Luke’s story says the leader of the synagogue was indignate,
and has him rebuking Jesus for healing her,
against the Law, on the Sabbath.

Overhearing such a rebuke did it tempt the woman, urge her,
“to roll up in a tight ball again… What is so threatening about her? Is it the tales she might tell or is it the eyes they don’t want to meet because they know what bent her in the first place?...

“How did the people around her react to the look in her eyes, the tallness that suddenly stood over them, the power and strength that seemed to ooze out from somewhere deep inside her. Did they like the new woman? Or would they have preferred the curled up version? (Oppewal-Worship/rcl email list).

Luke continues to craft his story by having Jesus respond
to the leader's complaints by attacking.

The story’s crowds and Luke’s house group, would have been delighted.
There's nothing people enjoy more than seeing a pompous
and pious official put in their place.

But the untold bit of this story is: Jesus gained another enemy.
For virtuous public service officials don't take kindly to being humiliated.

And Luke weaves this clue into another story later on.

oo0oo

What statement was Luke intending Jesus to make by his actions in this story?
That people are always more important than the law?

That if through the application of the law some innocent human being
comes in for unnecessarily harsh treatment,
then that law should be ignored?

Perhaps too he was saying something about the interpretation of law.
That laws are often capable of wide interpretation,
and should always be interpreted for the good of individuals.

Despite all the hoo-har often reported in the media,
Christianity isn't about keeping the rules, moral rules, so-called biblical rules...
It works in a totally different ball-park.


It's about giving of oneself in love and compassion,
and if that challenges the rules of someone else,
go with the love and break the rules.

It's about risking oneself and one’s reputation,
if that should become necessary.

It's about standing up for people,
even if the rules sometimes condemn those people.

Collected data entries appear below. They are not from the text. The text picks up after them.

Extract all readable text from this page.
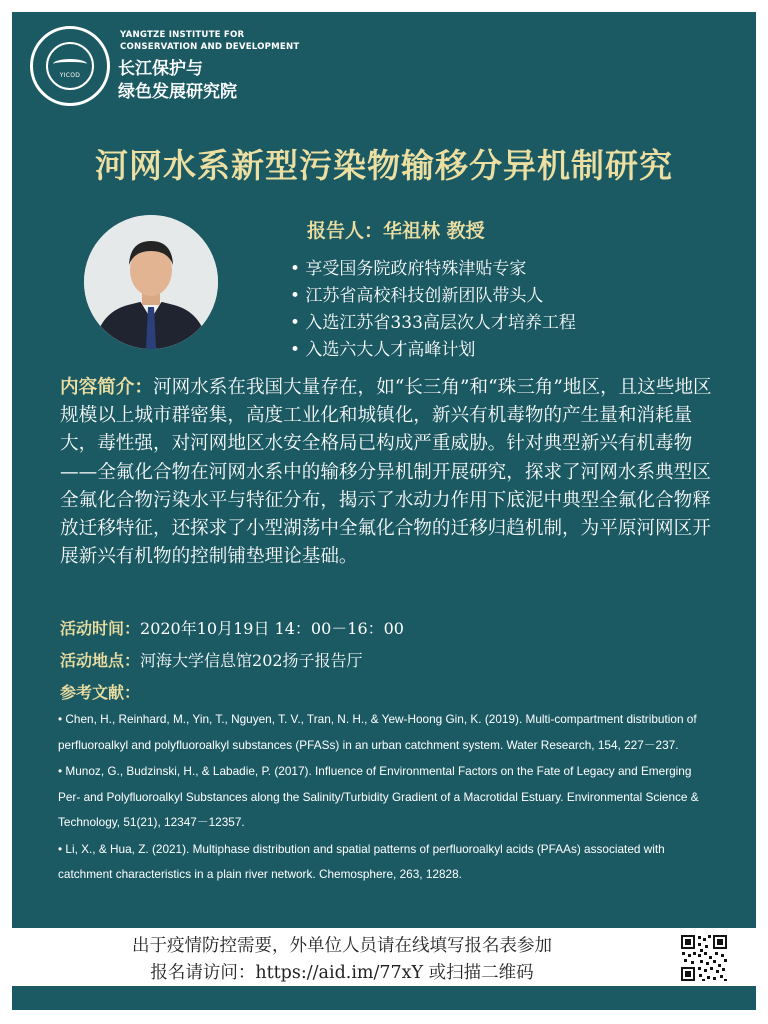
YICOD
YANGTZE INSTITUTE FOR
CONSERVATION AND DEVELOPMENT
长江保护与
绿色发展研究院
河网水系新型污染物输移分异机制研究
报告人：华祖林 教授
• 享受国务院政府特殊津贴专家
• 江苏省高校科技创新团队带头人
• 入选江苏省333高层次人才培养工程
• 入选六大人才高峰计划

内容简介：河网水系在我国大量存在，如“长三角”和“珠三角”地区，且这些地区规模以上城市群密集，高度工业化和城镇化，新兴有机毒物的产生量和消耗量大，毒性强，对河网地区水安全格局已构成严重威胁。针对典型新兴有机毒物——全氟化合物在河网水系中的输移分异机制开展研究，探求了河网水系典型区全氟化合物污染水平与特征分布，揭示了水动力作用下底泥中典型全氟化合物释放迁移特征，还探求了小型湖荡中全氟化合物的迁移归趋机制，为平原河网区开展新兴有机物的控制铺垫理论基础。

活动时间：2020年10月19日 14：00－16：00
活动地点：河海大学信息馆202扬子报告厅
参考文献：
• Chen, H., Reinhard, M., Yin, T., Nguyen, T. V., Tran, N. H., & Yew-Hoong Gin, K. (2019). Multi-compartment distribution of perfluoroalkyl and polyfluoroalkyl substances (PFASs) in an urban catchment system. Water Research, 154, 227－237.
• Munoz, G., Budzinski, H., & Labadie, P. (2017). Influence of Environmental Factors on the Fate of Legacy and Emerging Per- and Polyfluoroalkyl Substances along the Salinity/Turbidity Gradient of a Macrotidal Estuary. Environmental Science & Technology, 51(21), 12347－12357.
• Li, X., & Hua, Z. (2021). Multiphase distribution and spatial patterns of perfluoroalkyl acids (PFAAs) associated with catchment characteristics in a plain river network. Chemosphere, 263, 12828.
出于疫情防控需要，外单位人员请在线填写报名表参加
报名请访问：https://aid.im/77xY 或扫描二维码
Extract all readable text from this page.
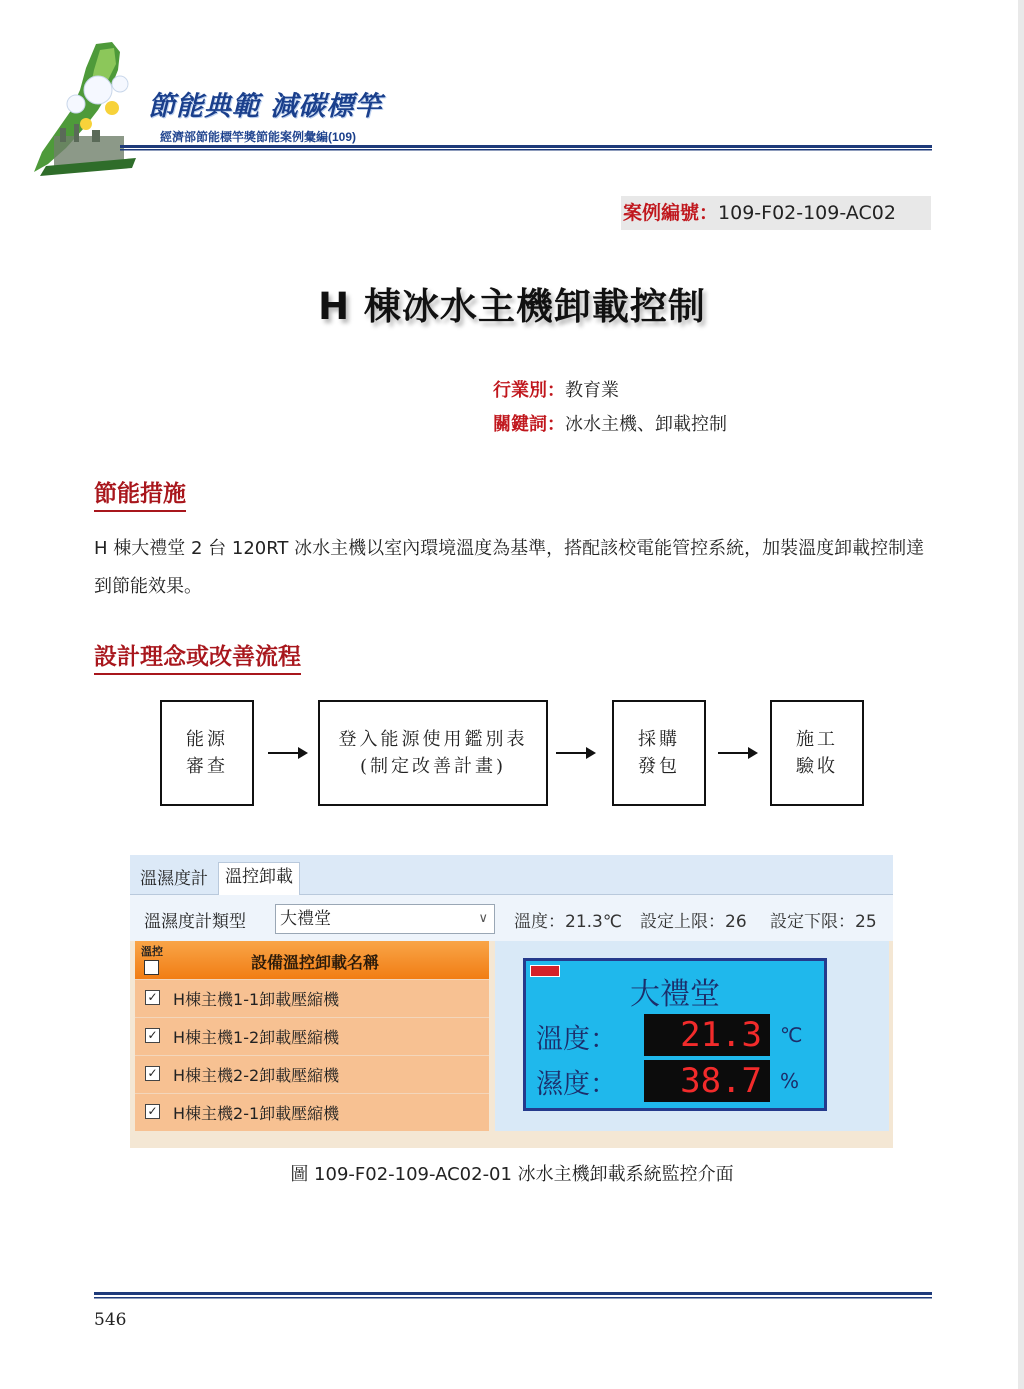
節能典範 減碳標竿
經濟部節能標竿獎節能案例彙編(109)
案例編號：109-F02-109-AC02
H 棟冰水主機卸載控制
行業別：教育業
關鍵詞：冰水主機、卸載控制
節能措施
H 棟大禮堂 2 台 120RT 冰水主機以室內環境溫度為基準，搭配該校電能管控系統，加裝溫度卸載控制達到節能效果。
設計理念或改善流程
能源
審查
登入能源使用鑑別表
(制定改善計畫)
採購
發包
施工
驗收
溫濕度計	溫控卸載
溫濕度計類型 大禮堂	∨ 溫度：21.3℃ 設定上限：26 設定下限：25
溫控
設備溫控卸載名稱
✓ H棟主機1-1卸載壓縮機
✓ H棟主機1-2卸載壓縮機
✓ H棟主機2-2卸載壓縮機
✓ H棟主機2-1卸載壓縮機
大禮堂
溫度：	21.3 ℃
濕度：	38.7 %
圖 109-F02-109-AC02-01 冰水主機卸載系統監控介面
546
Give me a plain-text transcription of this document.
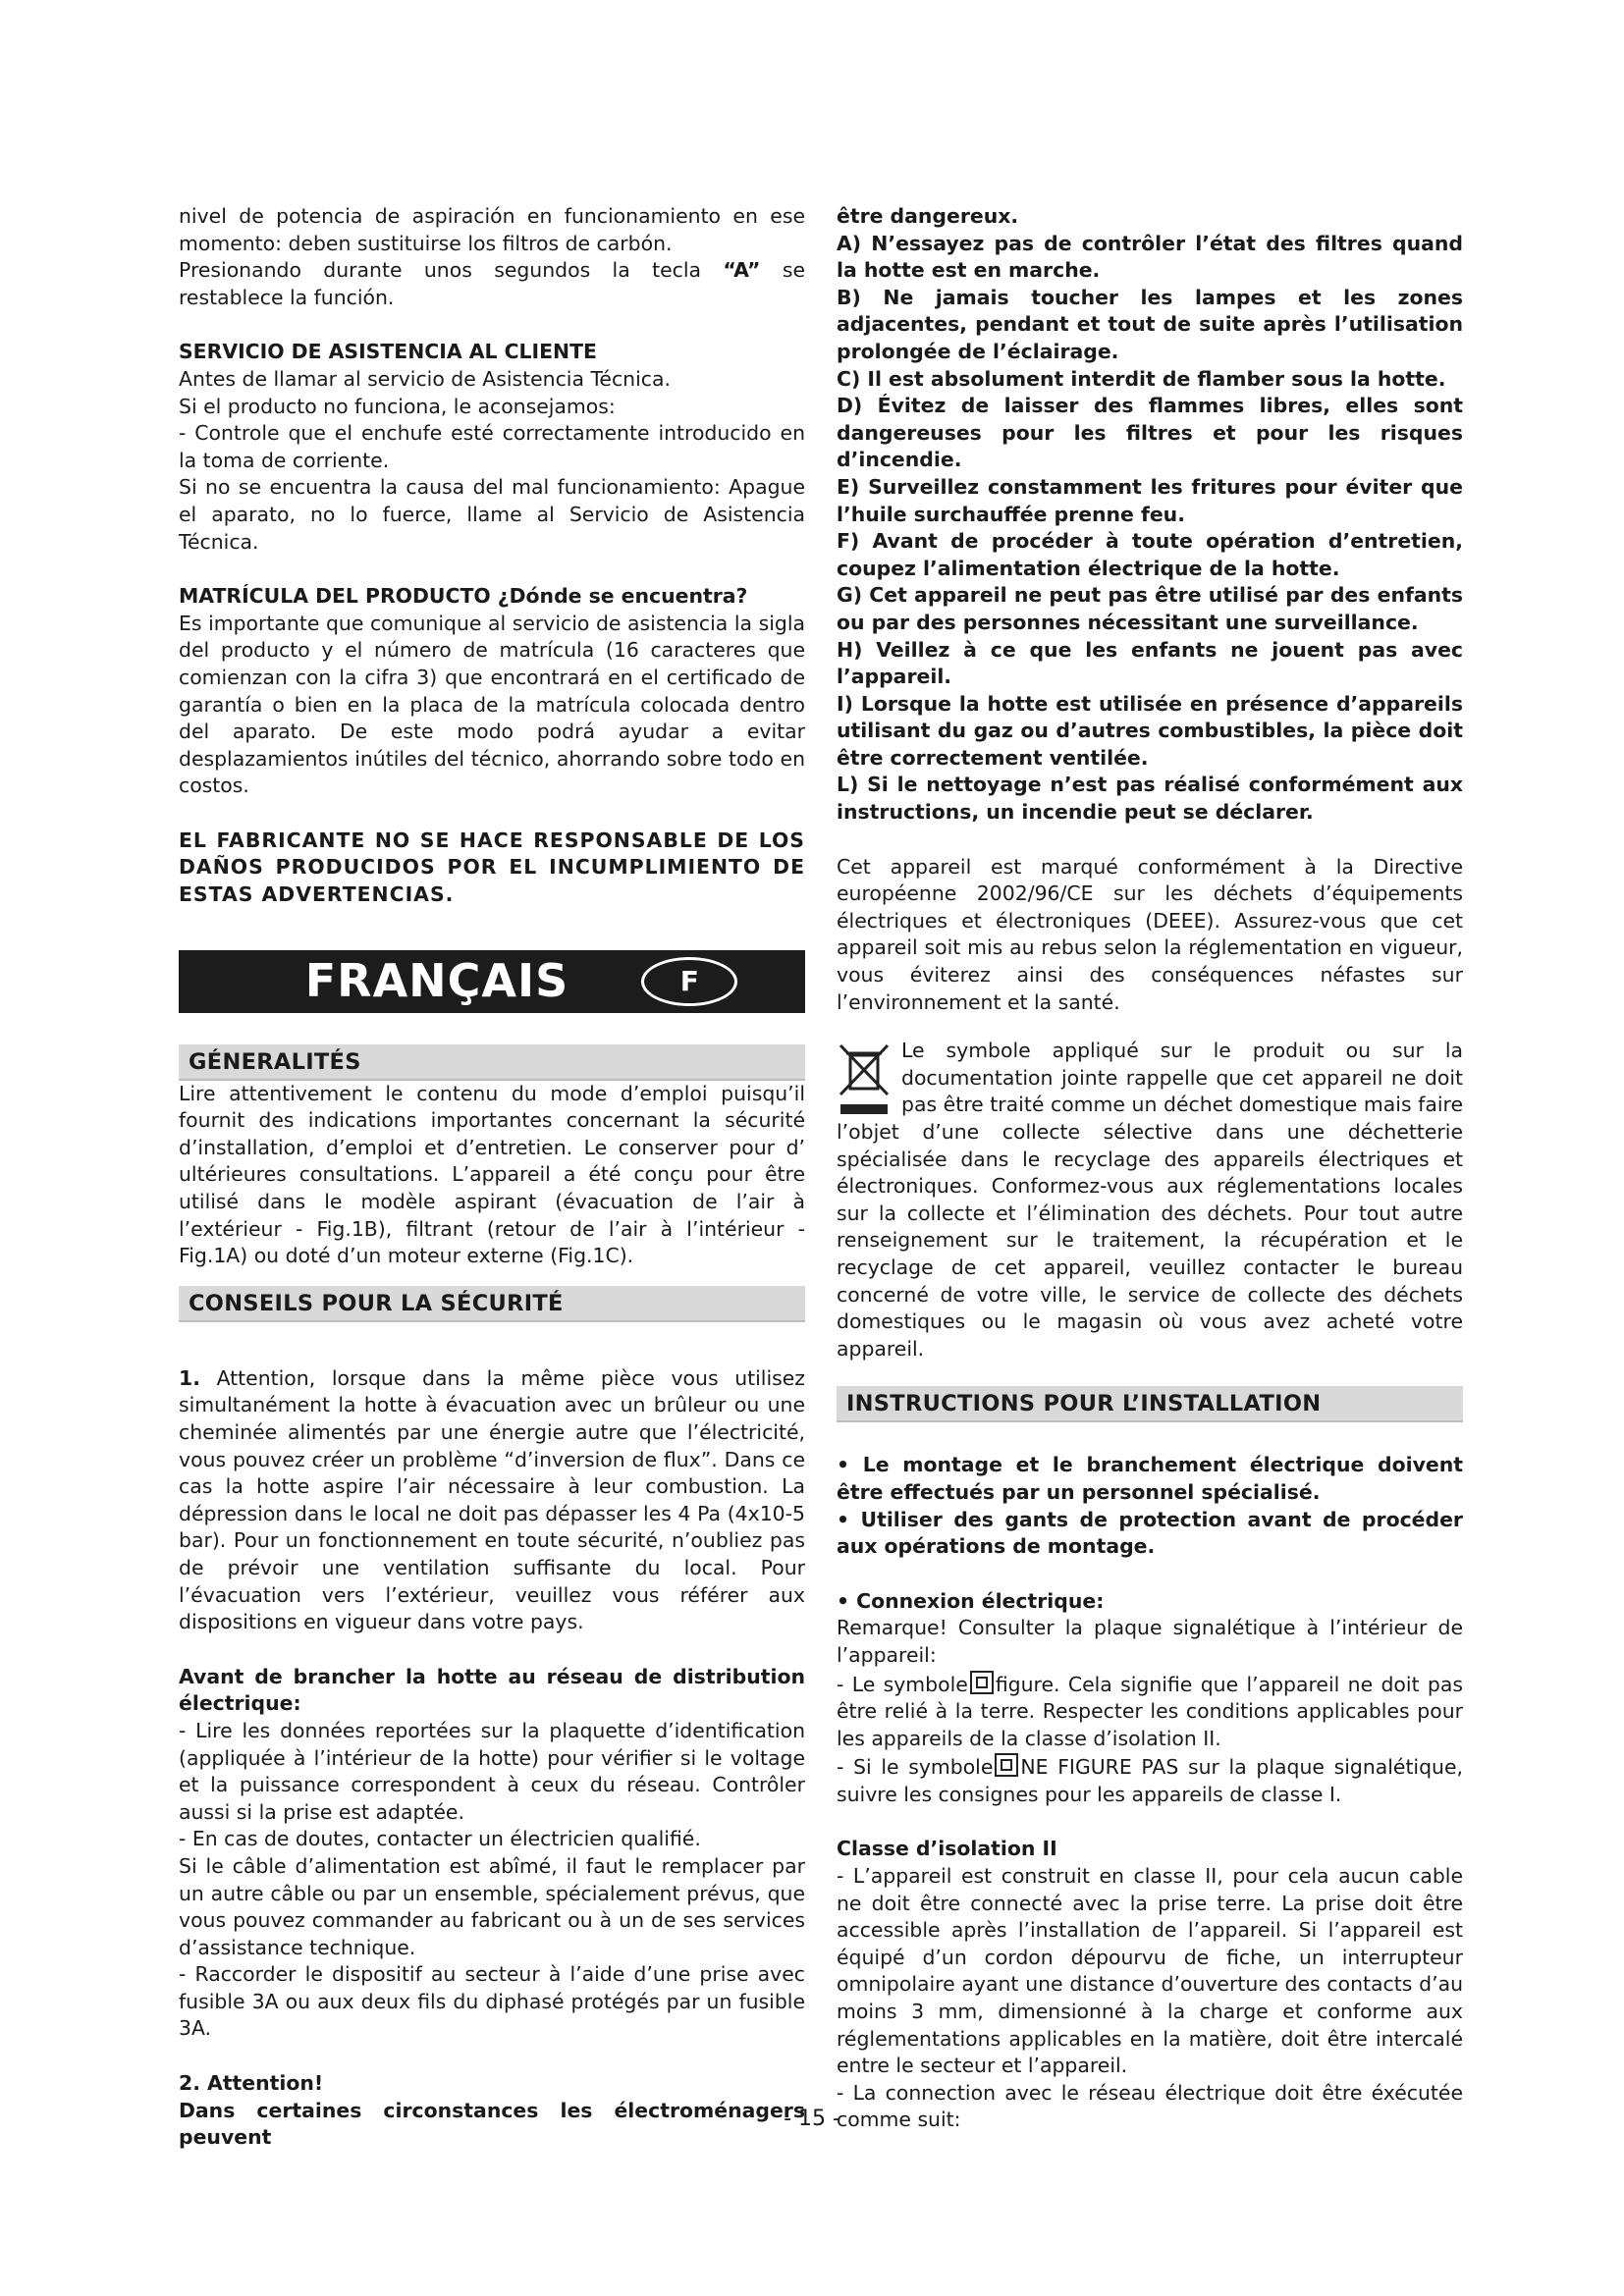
nivel de potencia de aspiración en funcionamiento en ese momento: deben sustituirse los filtros de carbón.

Presionando durante unos segundos la tecla “A” se restablece la función.

SERVICIO DE ASISTENCIA AL CLIENTE

Antes de llamar al servicio de Asistencia Técnica.

Si el producto no funciona, le aconsejamos:

- Controle que el enchufe esté correctamente introducido en la toma de corriente.

Si no se encuentra la causa del mal funcionamiento: Apague el aparato, no lo fuerce, llame al Servicio de Asistencia Técnica.

MATRÍCULA DEL PRODUCTO ¿Dónde se encuentra?

Es importante que comunique al servicio de asistencia la sigla del producto y el número de matrícula (16 caracteres que comienzan con la cifra 3) que encontrará en el certificado de garantía o bien en la placa de la matrícula colocada dentro del aparato. De este modo podrá ayudar a evitar desplazamientos inútiles del técnico, ahorrando sobre todo en costos.

EL FABRICANTE NO SE HACE RESPONSABLE DE LOS DAÑOS PRODUCIDOS POR EL INCUMPLIMIENTO DE ESTAS ADVERTENCIAS.

FRANÇAIS	F
GÉNERALITÉS

Lire attentivement le contenu du mode d’emploi puisqu’il fournit des indications importantes concernant la sécurité d’installation, d’emploi et d’entretien. Le conserver pour d’ ultérieures consultations. L’appareil a été conçu pour être utilisé dans le modèle aspirant (évacuation de l’air à l’extérieur - Fig.1B), filtrant (retour de l’air à l’intérieur - Fig.1A) ou doté d’un moteur externe (Fig.1C).

CONSEILS POUR LA SÉCURITÉ

1. Attention, lorsque dans la même pièce vous utilisez simultanément la hotte à évacuation avec un brûleur ou une cheminée alimentés par une énergie autre que l’électricité, vous pouvez créer un problème “d’inversion de flux”. Dans ce cas la hotte aspire l’air nécessaire à leur combustion. La dépression dans le local ne doit pas dépasser les 4 Pa (4x10-5 bar). Pour un fonctionnement en toute sécurité, n’oubliez pas de prévoir une ventilation suffisante du local. Pour l’évacuation vers l’extérieur, veuillez vous référer aux dispositions en vigueur dans votre pays.

Avant de brancher la hotte au réseau de distribution électrique:

- Lire les données reportées sur la plaquette d’identification (appliquée à l’intérieur de la hotte) pour vérifier si le voltage et la puissance correspondent à ceux du réseau. Contrôler aussi si la prise est adaptée.

- En cas de doutes, contacter un électricien qualifié.

Si le câble d’alimentation est abîmé, il faut le remplacer par un autre câble ou par un ensemble, spécialement prévus, que vous pouvez commander au fabricant ou à un de ses services d’assistance technique.

- Raccorder le dispositif au secteur à l’aide d’une prise avec fusible 3A ou aux deux fils du diphasé protégés par un fusible 3A.

2. Attention!

Dans certaines circonstances les électroménagers peuvent

être dangereux.

A) N’essayez pas de contrôler l’état des filtres quand la hotte est en marche.

B) Ne jamais toucher les lampes et les zones adjacentes, pendant et tout de suite après l’utilisation prolongée de l’éclairage.

C) Il est absolument interdit de flamber sous la hotte.

D) Évitez de laisser des flammes libres, elles sont dangereuses pour les filtres et pour les risques d’incendie.

E) Surveillez constamment les fritures pour éviter que l’huile surchauffée prenne feu.

F) Avant de procéder à toute opération d’entretien, coupez l’alimentation électrique de la hotte.

G) Cet appareil ne peut pas être utilisé par des enfants ou par des personnes nécessitant une surveillance.

H) Veillez à ce que les enfants ne jouent pas avec l’appareil.

I) Lorsque la hotte est utilisée en présence d’appareils utilisant du gaz ou d’autres combustibles, la pièce doit être correctement ventilée.

L) Si le nettoyage n’est pas réalisé conformément aux instructions, un incendie peut se déclarer.

Cet appareil est marqué conformément à la Directive européenne 2002/96/CE sur les déchets d’équipements électriques et électroniques (DEEE). Assurez-vous que cet appareil soit mis au rebus selon la réglementation en vigueur, vous éviterez ainsi des conséquences néfastes sur l’environnement et la santé.

Le symbole appliqué sur le produit ou sur la documentation jointe rappelle que cet appareil ne doit pas être traité comme un déchet domestique mais faire l’objet d’une collecte sélective dans une déchetterie spécialisée dans le recyclage des appareils électriques et électroniques. Conformez-vous aux réglementations locales sur la collecte et l’élimination des déchets. Pour tout autre renseignement sur le traitement, la récupération et le recyclage de cet appareil, veuillez contacter le bureau concerné de votre ville, le service de collecte des déchets domestiques ou le magasin où vous avez acheté votre appareil.

INSTRUCTIONS POUR L’INSTALLATION

• Le montage et le branchement électrique doivent être effectués par un personnel spécialisé.

• Utiliser des gants de protection avant de procéder aux opérations de montage.

• Connexion électrique:

Remarque! Consulter la plaque signalétique à l’intérieur de l’appareil:

- Le symbole figure. Cela signifie que l’appareil ne doit pas être relié à la terre. Respecter les conditions applicables pour les appareils de la classe d’isolation II.

- Si le symbole NE FIGURE PAS sur la plaque signalétique, suivre les consignes pour les appareils de classe I.

Classe d’isolation II

- L’appareil est construit en classe II, pour cela aucun cable ne doit être connecté avec la prise terre. La prise doit être accessible après l’installation de l’appareil. Si l’appareil est équipé d’un cordon dépourvu de fiche, un interrupteur omnipolaire ayant une distance d’ouverture des contacts d’au moins 3 mm, dimensionné à la charge et conforme aux réglementations applicables en la matière, doit être intercalé entre le secteur et l’appareil.

- La connection avec le réseau électrique doit être éxécutée comme suit:

- 15 -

The most powerful and life-giving action I believe Jesus took
was to give the ‘bent-over’ woman a new sense of who she was.

After years of being beaten down with the belief that she was of no value,
Jesus affirms her whole sense of being.
What a gift!

But I wonder if our storyteller called Luke also went on to re-imagine the woman.
In his storyteller’s heart, did she also discover
“that once you have started to unfurl, once you have set foot on the path of healing there is no way back and there is no stopping either. It will fight itself free, rip things open, tear the bonds asunder, and that it will hurt?” (Oppewal-Worship/rcl email list).